Pues bien, por si fuera poco, quisiera proponer ahora otro elogio anacrónico: Julio Ramón Ribeyro es, además, el mejor cuentista peruano del siglo XXI (aunque murió en 1994). En primer lugar, no hay en el Perú, hasta el momento, un autor de relatos que siquiera iguale en cantidad y calidad la obra ribeyriana. Estamos hablando de casi cien cuentos reunidos bajo el sensacional título de La palabra del mudo, relatos que, escritos con un estilo clásico, conforman un complejo mosaico de la sociedad peruana. En segundo lugar, Ribeyro es el cuentista más leído en la actualidad, pues la sencillez de su estilo y sus técnicas le hacen ganar cada año centenares de lectores no solo en el Perú, sino en el mundo. En tercer lugar, el estilo clásico de Ribeyro no es hoy un punto en contra, sino a favor. Y es que desde ya hace unas décadas se ha comprendido que no es necesario urdir complejas conversaciones en catedrales narrativas, ni trazar intricadas rayuelas verbales, ni acumular cien años de malabares técnicos, ni perder a los lectores en las enredadas terras nostras del tiempo para ser considerado un gran escritor. Hoy se entiende, felizmente, que también para crear una obra sencilla se requiere genio, pues, como dicen por ahí, no hay nada más sencillo que ser difícil, ni nada más difícil que ser sencillo. En cuarto lugar, los problemas sociales que abordan los cuentos de Ribeyro, aunque estén ambientados en el siglo pasado, siguen tocando fibras muy sensibles para los peruanos de ahora: el racismo, la marginalidad, el fracaso individual y colectivo, la pobreza.
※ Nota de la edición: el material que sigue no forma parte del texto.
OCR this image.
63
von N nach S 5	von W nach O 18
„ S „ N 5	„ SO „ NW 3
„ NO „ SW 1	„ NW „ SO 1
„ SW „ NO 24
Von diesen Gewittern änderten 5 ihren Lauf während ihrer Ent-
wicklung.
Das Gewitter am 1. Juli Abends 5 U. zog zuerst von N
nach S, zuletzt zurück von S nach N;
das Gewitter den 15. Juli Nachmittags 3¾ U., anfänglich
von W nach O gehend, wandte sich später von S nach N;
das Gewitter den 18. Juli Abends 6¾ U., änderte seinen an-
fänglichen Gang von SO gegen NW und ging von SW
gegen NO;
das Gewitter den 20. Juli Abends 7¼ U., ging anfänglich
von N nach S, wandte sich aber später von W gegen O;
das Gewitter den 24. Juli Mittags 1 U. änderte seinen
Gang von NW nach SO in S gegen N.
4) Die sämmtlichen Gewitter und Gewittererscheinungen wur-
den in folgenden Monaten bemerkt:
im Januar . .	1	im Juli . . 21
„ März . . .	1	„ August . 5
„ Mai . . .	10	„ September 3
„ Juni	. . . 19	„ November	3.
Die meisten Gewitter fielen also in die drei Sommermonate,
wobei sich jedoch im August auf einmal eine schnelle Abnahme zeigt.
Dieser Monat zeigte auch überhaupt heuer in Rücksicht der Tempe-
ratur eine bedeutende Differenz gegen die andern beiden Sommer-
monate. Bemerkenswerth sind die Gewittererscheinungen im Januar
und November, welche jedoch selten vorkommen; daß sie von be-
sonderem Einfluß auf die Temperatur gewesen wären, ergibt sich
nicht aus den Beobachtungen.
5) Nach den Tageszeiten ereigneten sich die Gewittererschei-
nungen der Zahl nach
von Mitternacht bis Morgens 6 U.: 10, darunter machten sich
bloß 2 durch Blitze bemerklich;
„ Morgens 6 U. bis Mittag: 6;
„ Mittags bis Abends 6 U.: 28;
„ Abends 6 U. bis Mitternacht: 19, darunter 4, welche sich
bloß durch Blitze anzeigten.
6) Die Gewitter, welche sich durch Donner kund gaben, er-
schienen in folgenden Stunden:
Curioso caso el de un escritor peruano que puede ser considerado el mejor en tres siglos distintos. Me parece que eso no puede afirmarse ni siquiera del más renombrado compatriota de Ribeyro: Mario Vargas Llosa, premio Nobel de literatura 2010. Aunque los novelistas del siglo XIX dejaron una profunda marca en su estilo, su uso magistral de las técnicas de Joyce y Faulkner no podrían confundirlo como un novelista decimonónico. Por el contrario, lo caracterizan como un autor de novelas típico del siglo XX. Por otro lado, si bien sus obras más exquisitas (como La ciudad y los perros, 1963; La casa verde, 1966; Conversación en La Catedral, 1969 o La guerra del fin del mundo, 1981) siguen siendo leídas en la actualidad, estas tienen menos acogida entre los lectores que otras producciones del género. Ciertamente, ninguna de las novelas que Vargas Llosa ha publicado en el siglo XXI tocan ya con la fuerza de antes a los lectores de la actualidad (la última de sus grandes novelas, La fiesta del chivo, se publicó en el 2000, es decir, antes del cambio de siglo). De modo que tendrá que pasar un buen tiempo para que se repita un caso como el de Julio Ramón Ribeyro.